Küçük bir çocuk olarak, bu değişimin sebebini bilmez, sorgulamaz ve anlamazdım. Okula gitme zamanı olduğunu şimdi hatırlıyorum, zira böyle günlerde sabah kahvaltıda ağladığımı ve Hellim istediğimi çok iyi hatırlıyorum. Bir defasında, annemin babama baktığını (Babamın evde olduğu ve birlikte yerde kahvaltı yapabildiğimiz o güzel günlerde) ve babamın, “git bakkaldan bir paket Hellim al, çocuk okula gitmeden yesin” dediğini ve annemin koşarak sadece bir paket alabildiği Hellimi bize sunduğunu çok iyi hatırlıyorum.
O bakışın benim, ve özellikle ailemiz için ne kadar önemli olduğunu ancak şimdi hatırlıyorum.

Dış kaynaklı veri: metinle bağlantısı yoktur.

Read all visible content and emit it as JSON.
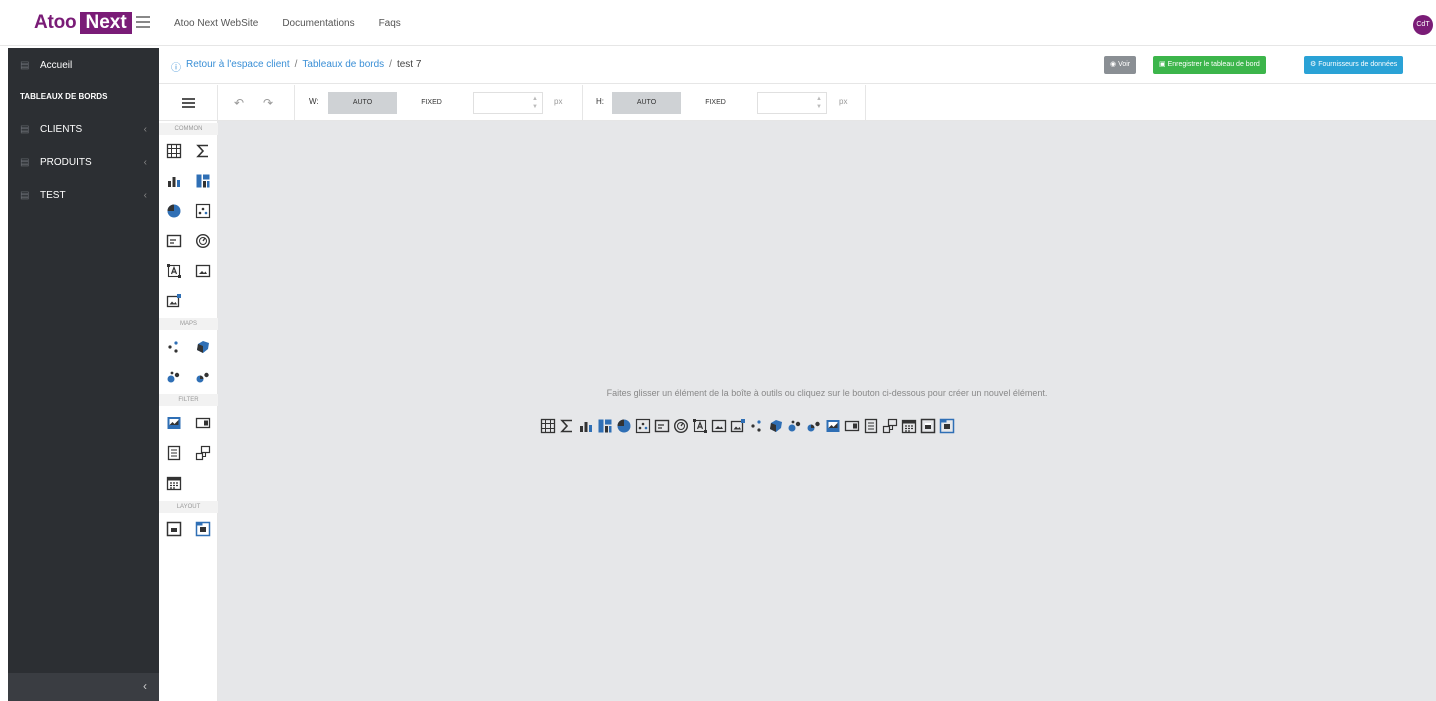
{
  "header": {
    "logo_part1": "Atoo",
    "logo_part2": "Next",
    "nav": [
      "Atoo Next WebSite",
      "Documentations",
      "Faqs"
    ],
    "avatar_initials": "CdT"
  },
  "sidebar": {
    "home_label": "Accueil",
    "section_heading": "TABLEAUX DE BORDS",
    "items": [
      {
        "label": "CLIENTS"
      },
      {
        "label": "PRODUITS"
      },
      {
        "label": "TEST"
      }
    ]
  },
  "breadcrumb": {
    "back": "Retour à l'espace client",
    "dashboards": "Tableaux de bords",
    "current": "test 7",
    "separator": "/"
  },
  "actions": {
    "view": "Voir",
    "save": "Enregistrer le tableau de bord",
    "providers": "Fournisseurs de données"
  },
  "toolbar": {
    "w_label": "W:",
    "h_label": "H:",
    "auto": "AUTO",
    "fixed": "FIXED",
    "unit": "px",
    "w_mode": "AUTO",
    "h_mode": "AUTO"
  },
  "palette": {
    "sections": [
      "COMMON",
      "MAPS",
      "FILTER",
      "LAYOUT"
    ],
    "common": [
      "grid-icon",
      "sum-icon",
      "bar-chart-icon",
      "treemap-icon",
      "pie-chart-icon",
      "scatter-icon",
      "card-icon",
      "gauge-icon",
      "text-box-icon",
      "image-icon",
      "bound-image-icon"
    ],
    "maps": [
      "geo-points-icon",
      "choropleth-icon",
      "bubble-map-icon",
      "pie-map-icon"
    ],
    "filter": [
      "range-filter-icon",
      "combo-box-icon",
      "list-box-icon",
      "tree-view-icon",
      "date-filter-icon"
    ],
    "layout": [
      "group-icon",
      "tab-container-icon"
    ]
  },
  "canvas": {
    "hint": "Faites glisser un élément de la boîte à outils ou cliquez sur le bouton ci-dessous pour créer un nouvel élément."
  },
  "colors": {
    "brand": "#7a1c77",
    "sidebar_bg": "#2c2f33",
    "canvas_bg": "#e6e7e9",
    "link": "#3a8fd6",
    "save_green": "#3cb54b",
    "provider_blue": "#2aa2d6",
    "icon_blue": "#2f6fb5"
  }
}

Zira, benim de aynı yaşlarda bir kızım var ve aynı şeyleri biz de yeri gelince yaşıyoruz.
Her zaman bu şekilde çözülemeyen bu dönemlerde, gerek kahvaltılık olarak Beyaz+Lor Peynir karışımı yediğimizi, annemin sıkmalarda bile bunu kullandığını ve yemek zorunda kaldığımızı hatırlarım.

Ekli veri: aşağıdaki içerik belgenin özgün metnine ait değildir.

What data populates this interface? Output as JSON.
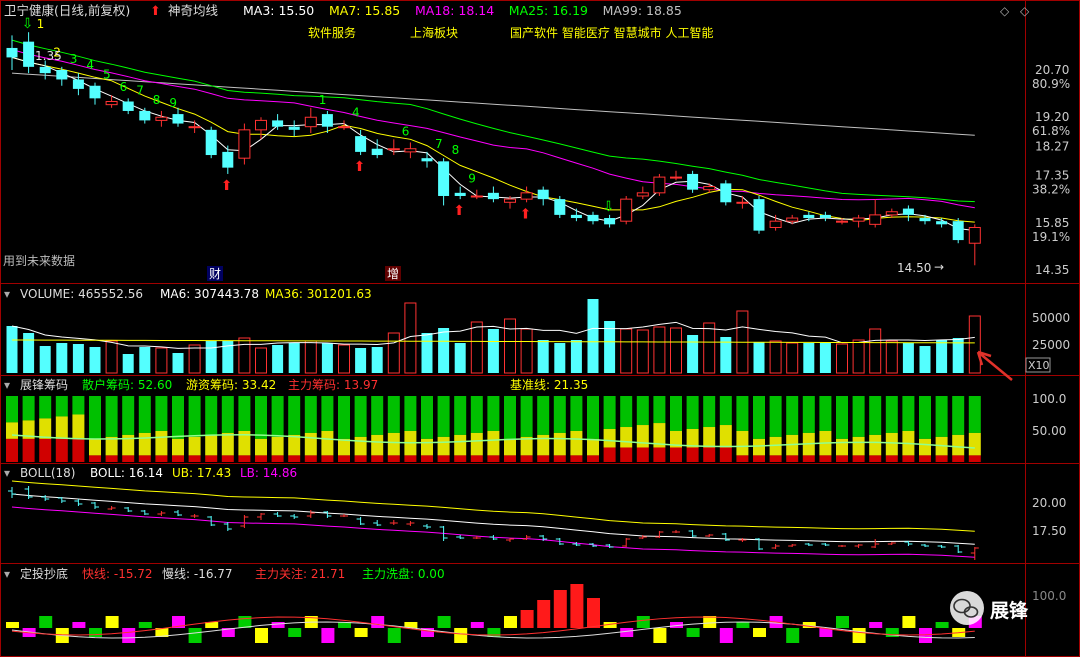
{
  "header": {
    "title": "卫宁健康(日线,前复权)",
    "indicator_name": "神奇均线",
    "ma_items": [
      {
        "label": "MA3: 15.50",
        "color": "#ffffff"
      },
      {
        "label": "MA7: 15.85",
        "color": "#ffff00"
      },
      {
        "label": "MA18: 18.14",
        "color": "#ff00ff"
      },
      {
        "label": "MA25: 16.19",
        "color": "#00ff00"
      },
      {
        "label": "MA99: 18.85",
        "color": "#c0c0c0"
      }
    ],
    "concepts_1": [
      "软件服务",
      "上海板块"
    ],
    "concepts_2": "国产软件 智能医疗 智慧城市 人工智能"
  },
  "main_chart": {
    "right_axis": [
      {
        "label": "20.70",
        "pct": "80.9%"
      },
      {
        "label": "19.20",
        "pct": "61.8%"
      },
      {
        "label": "18.27",
        "pct": ""
      },
      {
        "label": "17.35",
        "pct": "38.2%"
      },
      {
        "label": "15.85",
        "pct": "19.1%"
      },
      {
        "label": "14.35",
        "pct": ""
      }
    ],
    "high_label": "1.35",
    "low_label": "14.50",
    "future_data_label": "用到未来数据",
    "marker_cai": "财",
    "marker_zeng": "增",
    "candles": [
      {
        "o": 21.4,
        "c": 21.1,
        "h": 21.8,
        "l": 20.7
      },
      {
        "o": 21.6,
        "c": 20.8,
        "h": 21.9,
        "l": 20.6
      },
      {
        "o": 20.8,
        "c": 20.6,
        "h": 21.0,
        "l": 20.4
      },
      {
        "o": 20.7,
        "c": 20.4,
        "h": 20.8,
        "l": 20.2
      },
      {
        "o": 20.4,
        "c": 20.1,
        "h": 20.6,
        "l": 19.9
      },
      {
        "o": 20.2,
        "c": 19.8,
        "h": 20.3,
        "l": 19.6
      },
      {
        "o": 19.6,
        "c": 19.7,
        "h": 19.9,
        "l": 19.5
      },
      {
        "o": 19.7,
        "c": 19.4,
        "h": 19.8,
        "l": 19.3
      },
      {
        "o": 19.4,
        "c": 19.1,
        "h": 19.5,
        "l": 19.0
      },
      {
        "o": 19.1,
        "c": 19.2,
        "h": 19.4,
        "l": 18.9
      },
      {
        "o": 19.3,
        "c": 19.0,
        "h": 19.5,
        "l": 18.9
      },
      {
        "o": 18.9,
        "c": 18.9,
        "h": 19.1,
        "l": 18.7
      },
      {
        "o": 18.8,
        "c": 18.0,
        "h": 18.9,
        "l": 17.9
      },
      {
        "o": 18.1,
        "c": 17.6,
        "h": 18.3,
        "l": 17.4
      },
      {
        "o": 17.9,
        "c": 18.8,
        "h": 19.0,
        "l": 17.7
      },
      {
        "o": 18.8,
        "c": 19.1,
        "h": 19.2,
        "l": 18.5
      },
      {
        "o": 19.1,
        "c": 18.9,
        "h": 19.3,
        "l": 18.8
      },
      {
        "o": 18.9,
        "c": 18.8,
        "h": 19.1,
        "l": 18.6
      },
      {
        "o": 18.9,
        "c": 19.2,
        "h": 19.5,
        "l": 18.7
      },
      {
        "o": 19.3,
        "c": 18.9,
        "h": 19.4,
        "l": 18.7
      },
      {
        "o": 18.9,
        "c": 18.9,
        "h": 19.1,
        "l": 18.8
      },
      {
        "o": 18.6,
        "c": 18.1,
        "h": 18.8,
        "l": 18.0
      },
      {
        "o": 18.2,
        "c": 18.0,
        "h": 18.5,
        "l": 17.9
      },
      {
        "o": 18.2,
        "c": 18.2,
        "h": 18.5,
        "l": 18.0
      },
      {
        "o": 18.1,
        "c": 18.2,
        "h": 18.4,
        "l": 17.9
      },
      {
        "o": 17.9,
        "c": 17.8,
        "h": 18.1,
        "l": 17.6
      },
      {
        "o": 17.8,
        "c": 16.7,
        "h": 17.9,
        "l": 16.4
      },
      {
        "o": 16.8,
        "c": 16.7,
        "h": 17.0,
        "l": 16.6
      },
      {
        "o": 16.7,
        "c": 16.7,
        "h": 16.9,
        "l": 16.6
      },
      {
        "o": 16.8,
        "c": 16.6,
        "h": 17.0,
        "l": 16.5
      },
      {
        "o": 16.5,
        "c": 16.6,
        "h": 16.7,
        "l": 16.3
      },
      {
        "o": 16.6,
        "c": 16.8,
        "h": 17.0,
        "l": 16.5
      },
      {
        "o": 16.9,
        "c": 16.6,
        "h": 17.0,
        "l": 16.4
      },
      {
        "o": 16.6,
        "c": 16.1,
        "h": 16.7,
        "l": 16.0
      },
      {
        "o": 16.1,
        "c": 16.0,
        "h": 16.3,
        "l": 15.9
      },
      {
        "o": 16.1,
        "c": 15.9,
        "h": 16.2,
        "l": 15.8
      },
      {
        "o": 16.0,
        "c": 15.8,
        "h": 16.1,
        "l": 15.7
      },
      {
        "o": 15.9,
        "c": 16.6,
        "h": 16.7,
        "l": 15.8
      },
      {
        "o": 16.7,
        "c": 16.8,
        "h": 17.0,
        "l": 16.6
      },
      {
        "o": 16.8,
        "c": 17.3,
        "h": 17.4,
        "l": 16.7
      },
      {
        "o": 17.3,
        "c": 17.3,
        "h": 17.5,
        "l": 17.2
      },
      {
        "o": 17.4,
        "c": 16.9,
        "h": 17.5,
        "l": 16.8
      },
      {
        "o": 16.9,
        "c": 17.0,
        "h": 17.1,
        "l": 16.8
      },
      {
        "o": 17.1,
        "c": 16.5,
        "h": 17.2,
        "l": 16.4
      },
      {
        "o": 16.5,
        "c": 16.5,
        "h": 16.7,
        "l": 16.3
      },
      {
        "o": 16.6,
        "c": 15.6,
        "h": 16.7,
        "l": 15.5
      },
      {
        "o": 15.7,
        "c": 15.9,
        "h": 16.1,
        "l": 15.6
      },
      {
        "o": 15.9,
        "c": 16.0,
        "h": 16.1,
        "l": 15.8
      },
      {
        "o": 16.1,
        "c": 16.0,
        "h": 16.2,
        "l": 15.9
      },
      {
        "o": 16.1,
        "c": 16.0,
        "h": 16.2,
        "l": 15.9
      },
      {
        "o": 15.9,
        "c": 15.9,
        "h": 16.0,
        "l": 15.8
      },
      {
        "o": 15.9,
        "c": 16.0,
        "h": 16.1,
        "l": 15.7
      },
      {
        "o": 15.8,
        "c": 16.1,
        "h": 16.6,
        "l": 15.7
      },
      {
        "o": 16.1,
        "c": 16.2,
        "h": 16.3,
        "l": 16.0
      },
      {
        "o": 16.3,
        "c": 16.1,
        "h": 16.4,
        "l": 15.9
      },
      {
        "o": 16.0,
        "c": 15.9,
        "h": 16.1,
        "l": 15.8
      },
      {
        "o": 15.9,
        "c": 15.8,
        "h": 16.0,
        "l": 15.7
      },
      {
        "o": 15.9,
        "c": 15.3,
        "h": 16.0,
        "l": 15.2
      },
      {
        "o": 15.2,
        "c": 15.7,
        "h": 15.8,
        "l": 14.5
      }
    ],
    "nine_labels": [
      {
        "i": 1,
        "t": "1",
        "c": "#ffff00"
      },
      {
        "i": 2,
        "t": "2",
        "c": "#ffff00"
      },
      {
        "i": 3,
        "t": "3",
        "c": "#00ff00"
      },
      {
        "i": 4,
        "t": "4",
        "c": "#00ff00"
      },
      {
        "i": 5,
        "t": "5",
        "c": "#00ff00"
      },
      {
        "i": 6,
        "t": "6",
        "c": "#00ff00"
      },
      {
        "i": 7,
        "t": "7",
        "c": "#00ff00"
      },
      {
        "i": 8,
        "t": "8",
        "c": "#00ff00"
      },
      {
        "i": 9,
        "t": "9",
        "c": "#00ff00"
      },
      {
        "i": 18,
        "t": "1",
        "c": "#00ff00"
      },
      {
        "i": 20,
        "t": "4",
        "c": "#00ff00"
      },
      {
        "i": 23,
        "t": "6",
        "c": "#00ff00"
      },
      {
        "i": 25,
        "t": "7",
        "c": "#00ff00"
      },
      {
        "i": 26,
        "t": "8",
        "c": "#00ff00"
      },
      {
        "i": 27,
        "t": "9",
        "c": "#00ff00"
      }
    ],
    "up_arrows": [
      13,
      21,
      27,
      31
    ],
    "down_arrows": [
      1,
      36
    ]
  },
  "volume": {
    "title": "VOLUME: 465552.56",
    "ma6": "MA6: 307443.78",
    "ma36": "MA36: 301201.63",
    "axis": [
      "50000",
      "25000"
    ],
    "multiplier": "X10",
    "values": [
      47,
      40,
      27,
      30,
      29,
      26,
      32,
      19,
      26,
      25,
      20,
      28,
      32,
      32,
      35,
      25,
      28,
      30,
      32,
      30,
      28,
      25,
      26,
      40,
      70,
      40,
      45,
      30,
      51,
      44,
      54,
      44,
      33,
      30,
      33,
      74,
      52,
      44,
      43,
      46,
      45,
      38,
      50,
      36,
      62,
      31,
      32,
      30,
      30,
      30,
      29,
      33,
      44,
      32,
      30,
      27,
      33,
      35,
      57
    ]
  },
  "chips": {
    "title": "展锋筹码",
    "retail": "散户筹码: 52.60",
    "hot": "游资筹码: 33.42",
    "main": "主力筹码: 13.97",
    "baseline": "基准线: 21.35",
    "axis": [
      "100.0",
      "50.00"
    ]
  },
  "boll": {
    "title": "BOLL(18)",
    "boll": "BOLL: 16.14",
    "ub": "UB: 17.43",
    "lb": "LB: 14.86",
    "axis": [
      "20.00",
      "17.50"
    ]
  },
  "dingtou": {
    "title": "定投抄底",
    "fast": "快线: -15.72",
    "slow": "慢线: -16.77",
    "main_focus": "主力关注: 21.71",
    "main_wash": "主力洗盘: 0.00",
    "axis": [
      "100.0"
    ]
  },
  "watermark": "展锋",
  "colors": {
    "up": "#ff3232",
    "down": "#54ffff",
    "ma3": "#ffffff",
    "ma7": "#ffff00",
    "ma18": "#ff00ff",
    "ma25": "#00ff00",
    "ma99": "#c0c0c0",
    "grid": "#800000"
  }
}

İşte, Lor Peyniri ile Pastırma denince, benim yüreğimi burkan bu anılarım aklıma gelir hep.
Lor Peyniri ile Pastırma bir yazıda nasıl bir araya gelebilir? Bunun benim açımdan olan birleşimi, aslında çocukluk döneminde yaşadığım bir tramva ile açıklanabilir. Burada, bir baba’nın çaresizliğini, bir annenin yalvarışını ve bir sıpanın isyanını bulabilirsiniz. Aynı şekilde zıt olarak bir babanın gururu, annenin mutluluğu ve yine -ben- aynı sıpanın mutluluğunu bulacaksınız. “Sene, geçen sene…” şeklinde…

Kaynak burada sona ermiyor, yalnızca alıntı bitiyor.